UK: Management - learning to lead. (3 of 3)

UK: Management - learning to lead. (3 of 3) - Despite continuing differences of emphasis, there are some signs that approaches to leadership development are tending to converge. At Sundridge Park, where the course lasts five days and consists largely of

Last Updated: 31 Aug 2010

Despite continuing differences of emphasis, there are some signs that approaches to leadership development are tending to converge. At Sundridge Park, where the course lasts five days and consists largely of syndicate work (groups of five or six people, allowing for a mix of personalities and problems), they have been introducing an "outward bound" element. "We believe that outdoor exercises provide immediacy," explains van Maurik. "Our outward bound elements do not include anything like abseiling or canoeing, which not everyone might be able to do. But through various exercises, which can be done by anyone, irrespective of age or fitness, we aim to get immediacy of decision, action and result, and help people recognise strengths and weaknesses within themselves."

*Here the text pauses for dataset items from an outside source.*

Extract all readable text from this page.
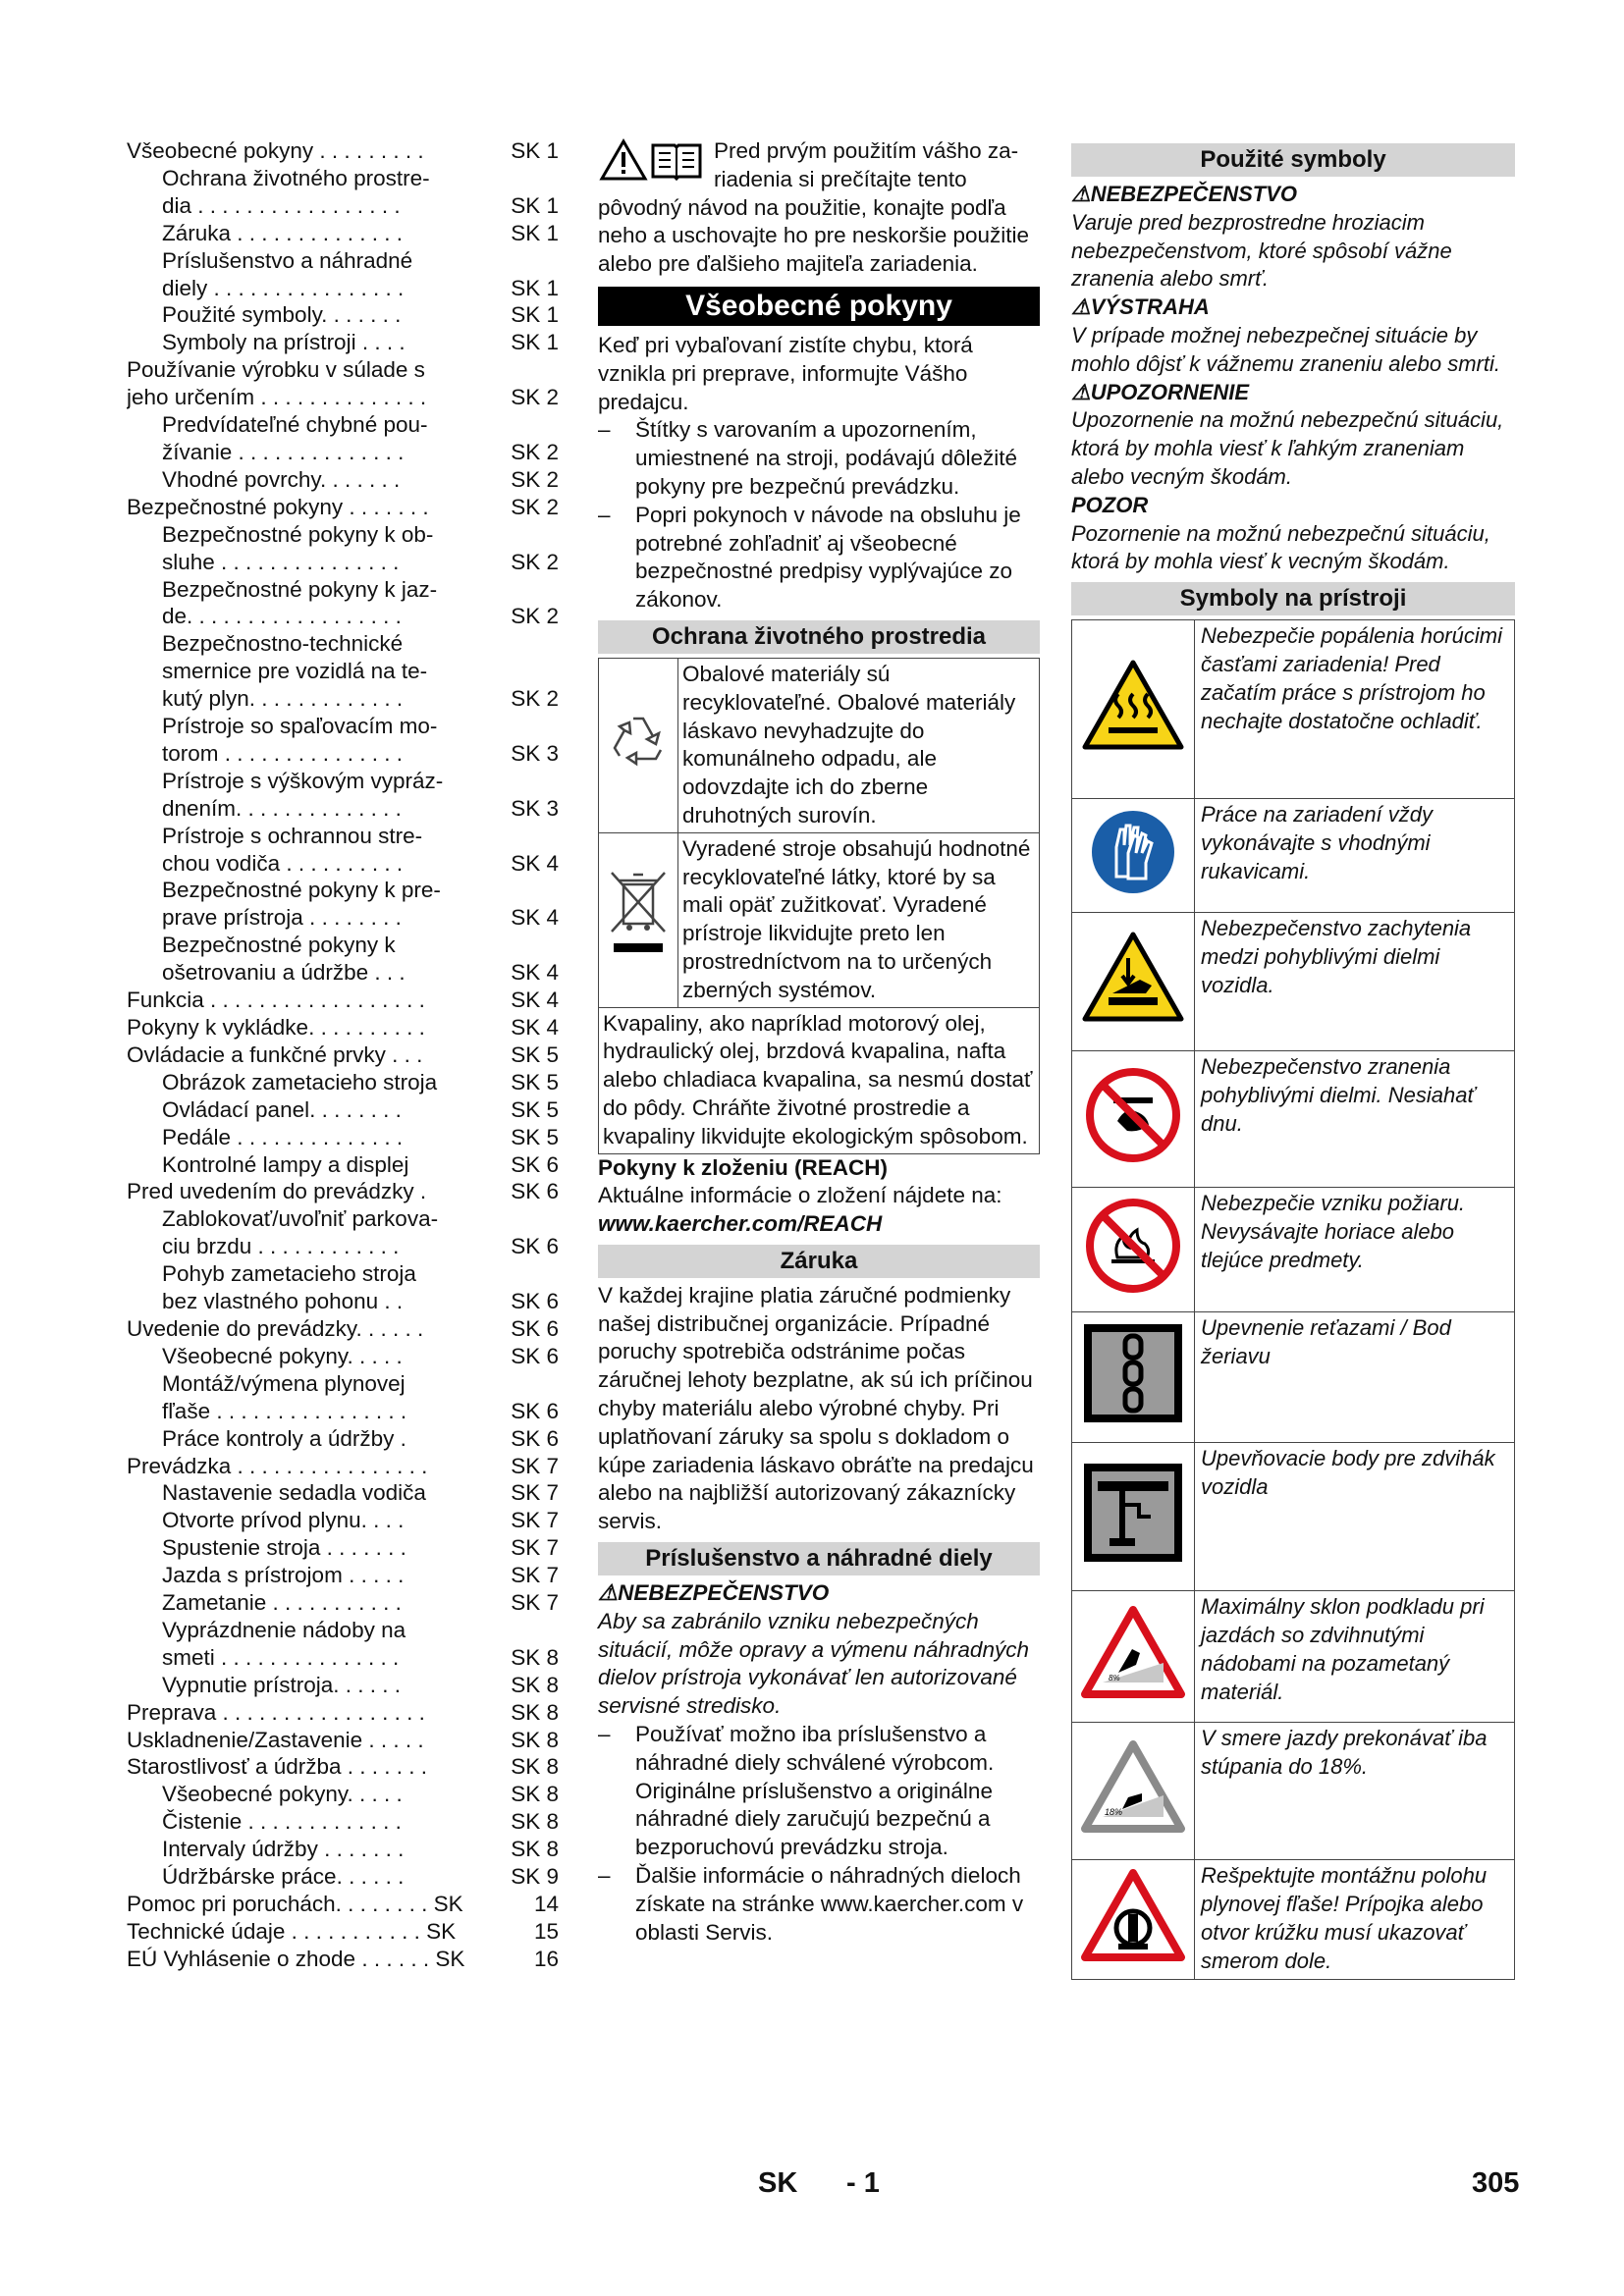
Všeobecné pokyny . . . . . . . . .	SK 1
Ochrana životného prostre-
dia . . . . . . . . . . . . . . . . .	SK 1
Záruka . . . . . . . . . . . . . .	SK 1
Príslušenstvo a náhradné
diely . . . . . . . . . . . . . . . .	SK 1
Použité symboly. . . . . . .	SK 1
Symboly na prístroji . . . .	SK 1
Používanie výrobku v súlade s
jeho určením . . . . . . . . . . . . . .	SK 2
Predvídateľné chybné pou-
žívanie . . . . . . . . . . . . . .	SK 2
Vhodné povrchy. . . . . . .	SK 2
Bezpečnostné pokyny . . . . . . .	SK 2
Bezpečnostné pokyny k ob-
sluhe . . . . . . . . . . . . . . .	SK 2
Bezpečnostné pokyny k jaz-
de. . . . . . . . . . . . . . . . . .	SK 2
Bezpečnostno-technické
smernice pre vozidlá na te-
kutý plyn. . . . . . . . . . . . .	SK 2
Prístroje so spaľovacím mo-
torom . . . . . . . . . . . . . . .	SK 3
Prístroje s výškovým vypráz-
dnením. . . . . . . . . . . . . .	SK 3
Prístroje s ochrannou stre-
chou vodiča . . . . . . . . . .	SK 4
Bezpečnostné pokyny k pre-
prave prístroja . . . . . . . .	SK 4
Bezpečnostné pokyny k
ošetrovaniu a údržbe . . .	SK 4
Funkcia . . . . . . . . . . . . . . . . . .	SK 4
Pokyny k vykládke. . . . . . . . . .	SK 4
Ovládacie a funkčné prvky . . .	SK 5
Obrázok zametacieho stroja	SK 5
Ovládací panel. . . . . . . .	SK 5
Pedále . . . . . . . . . . . . . .	SK 5
Kontrolné lampy a displej	SK 6
Pred uvedením do prevádzky .	SK 6
Zablokovať/uvoľniť parkova-
ciu brzdu . . . . . . . . . . . .	SK 6
Pohyb zametacieho stroja
bez vlastného pohonu . .	SK 6
Uvedenie do prevádzky. . . . . .	SK 6
Všeobecné pokyny. . . . .	SK 6
Montáž/výmena plynovej
fľaše . . . . . . . . . . . . . . . .	SK 6
Práce kontroly a údržby .	SK 6
Prevádzka . . . . . . . . . . . . . . . .	SK 7
Nastavenie sedadla vodiča	SK 7
Otvorte prívod plynu. . . .	SK 7
Spustenie stroja . . . . . . .	SK 7
Jazda s prístrojom . . . . .	SK 7
Zametanie . . . . . . . . . . .	SK 7
Vyprázdnenie nádoby na
smeti . . . . . . . . . . . . . . .	SK 8
Vypnutie prístroja. . . . . .	SK 8
Preprava . . . . . . . . . . . . . . . . .	SK 8
Uskladnenie/Zastavenie . . . . .	SK 8
Starostlivosť a údržba . . . . . . .	SK 8
Všeobecné pokyny. . . . .	SK 8
Čistenie . . . . . . . . . . . . .	SK 8
Intervaly údržby . . . . . . .	SK 8
Údržbárske práce. . . . . .	SK 9
Pomoc pri poruchách. . . . . . . . SK	14
Technické údaje . . . . . . . . . . . SK	15
EÚ Vyhlásenie o zhode . . . . . . SK	16
Pred prvým použitím vášho za-riadenia si prečítajte tento pôvodný návod na použitie, konajte podľa neho a uschovajte ho pre neskoršie použitie alebo pre ďalšieho majiteľa zariadenia.
Všeobecné pokyny
Keď pri vybaľovaní zistíte chybu, ktorá vznikla pri preprave, informujte Vášho predajcu.
–	Štítky s varovaním a upozornením, umiestnené na stroji, podávajú dôležité pokyny pre bezpečnú prevádzku.
–	Popri pokynoch v návode na obsluhu je potrebné zohľadniť aj všeobecné bezpečnostné predpisy vyplývajúce zo zákonov.
Ochrana životného prostredia
	Obalové materiály sú recyklovateľné. Obalové materiály láskavo nevyhadzujte do komunálneho odpadu, ale odovzdajte ich do zberne druhotných surovín.
	Vyradené stroje obsahujú hodnotné recyklovateľné látky, ktoré by sa mali opäť zužitkovať. Vyradené prístroje likvidujte preto len prostredníctvom na to určených zberných systémov.
Kvapaliny, ako napríklad motorový olej, hydraulický olej, brzdová kvapalina, nafta alebo chladiaca kvapalina, sa nesmú dostať do pôdy. Chráňte životné prostredie a kvapaliny likvidujte ekologickým spôsobom.	
Pokyny k zloženiu (REACH)
Aktuálne informácie o zložení nájdete na:
www.kaercher.com/REACH
Záruka
V každej krajine platia záručné podmienky našej distribučnej organizácie. Prípadné poruchy spotrebiča odstránime počas záručnej lehoty bezplatne, ak sú ich príčinou chyby materiálu alebo výrobné chyby. Pri uplatňovaní záruky sa spolu s dokladom o kúpe zariadenia láskavo obráťte na predajcu alebo na najbližší autorizovaný zákaznícky servis.
Príslušenstvo a náhradné diely
⚠NEBEZPEČENSTVO
Aby sa zabránilo vzniku nebezpečných situácií, môže opravy a výmenu náhradných dielov prístroja vykonávať len autorizované servisné stredisko.
–	Používať možno iba príslušenstvo a náhradné diely schválené výrobcom. Originálne príslušenstvo a originálne náhradné diely zaručujú bezpečnú a bezporuchovú prevádzku stroja.
–	Ďalšie informácie o náhradných dieloch získate na stránke www.kaercher.com v oblasti Servis.
Použité symboly
⚠NEBEZPEČENSTVO
Varuje pred bezprostredne hroziacim nebezpečenstvom, ktoré spôsobí vážne zranenia alebo smrť.
⚠VÝSTRAHA
V prípade možnej nebezpečnej situácie by mohlo dôjsť k vážnemu zraneniu alebo smrti.
⚠UPOZORNENIE
Upozornenie na možnú nebezpečnú situáciu, ktorá by mohla viesť k ľahkým zraneniam alebo vecným škodám.
POZOR
Pozornenie na možnú nebezpečnú situáciu, ktorá by mohla viesť k vecným škodám.
Symboly na prístroji
	Nebezpečie popálenia horúcimi časťami zariadenia! Pred začatím práce s prístrojom ho nechajte dostatočne ochladiť.
	Práce na zariadení vždy vykonávajte s vhodnými rukavicami.
	Nebezpečenstvo zachytenia medzi pohyblivými dielmi vozidla.
	Nebezpečenstvo zranenia pohyblivými dielmi. Nesiahať dnu.
	Nebezpečie vzniku požiaru. Nevysávajte horiace alebo tlejúce predmety.
	Upevnenie reťazami / Bod žeriavu
	Upevňovacie body pre zdvihák vozidla

8%	Maximálny sklon podkladu pri jazdách so zdvihnutými nádobami na pozametaný materiál.

18%	V smere jazdy prekonávať iba stúpania do 18%.
	Rešpektujte montážnu polohu plynovej fľaše! Prípojka alebo otvor krúžku musí ukazovať smerom dole.
SK - 1	305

But van Maurik insists that a course made up solely of outdoor exercises would be too limited. In the classroom, some delegates become very frustrated and impatient with others who they think are waffling and holding up progress. Yet van Maurik argues that it is sometimes useful for someone who is very aggressive and impatient to learn to slow down and take account of the pace at which others work. "Their people are never going to learn anything if they aren't allowed to try, and that may mean they take longer about reaching a conclusion than the leader would if handling the problem personally. An effective leader will have the patience to let subordinates do the job at their own speed." Many managers do not have that patience, van Maurik points out, but they can acquire it.

"You get a mixture of personalities in a group, and subtle pressures tend to build up so that the powerful personalities, who look as if they are going to take over everyone else, do actually learn how to step back and listen, while the quieter ones learn how to be more assertive. The less powerful characters can be encouraged to lead the feedback to the powerful ones, so that they both learn from one another." A lot of non-assertive behaviour stems from a poor self-image. A trainer can show such people where their counterproductive behaviour comes from, and introduce them to strategies and blocking techniques for overcoming aggressive behaviour in others, along with exercises to try these out.

Leaders are by definition team members. There are a number of different roles which people play within teams. There are the ones who come up with ideas. There are the pushers who want to drive things through. There is the natural chairman who likes order and structure in everything that he does; the evaluator (who should sometimes be constructive); the good teamworker who likes being a part of a group. If a leader is sensitive to the make-up and chemistry of the team, he can make use of people's natural inclinations - and achieve much more as a result.

One of the most important lessons which any leader can learn is that there are different styles of leadership and the one he has traditionally adopted is unlikely to be the best for all circumstances. There are always alternatives. Delegates from a course should come away with some new tools in their armoury, and some definite ideas on how they are going to use them. This means concrete action plans which they have committed to paper. They need to have worked out their objectives and how they are going to achieve them: which could be anything from becoming more aware of subordinates' development needs to a decision to introduce weekly progress meetings. One of van Maurik's favourite quotes is: "Education is what you remember when you have forgotten what you were taught. It is very important that our courses help people to change their behaviour and use new skills."

But the whole question of leadership development is regarded with suspicion in Britain, where many share Warren Bennis's beliefs. Adair bemoans our lack of any recognised centre for the study of leadership issues. "The Americans have the Centre for Creative Leadership in North Carolina, and there are two professors at Harvard studying the question. They have a lot of forward-thinking people focusing on the subject. I have been working on a leadership project with Exxon in the US, and all the big American companies are doing it. Ford is doing it in Europe, but British companies investing in leadership training are few and far between. We need to grow and develop the potential in people, and we are not doing it."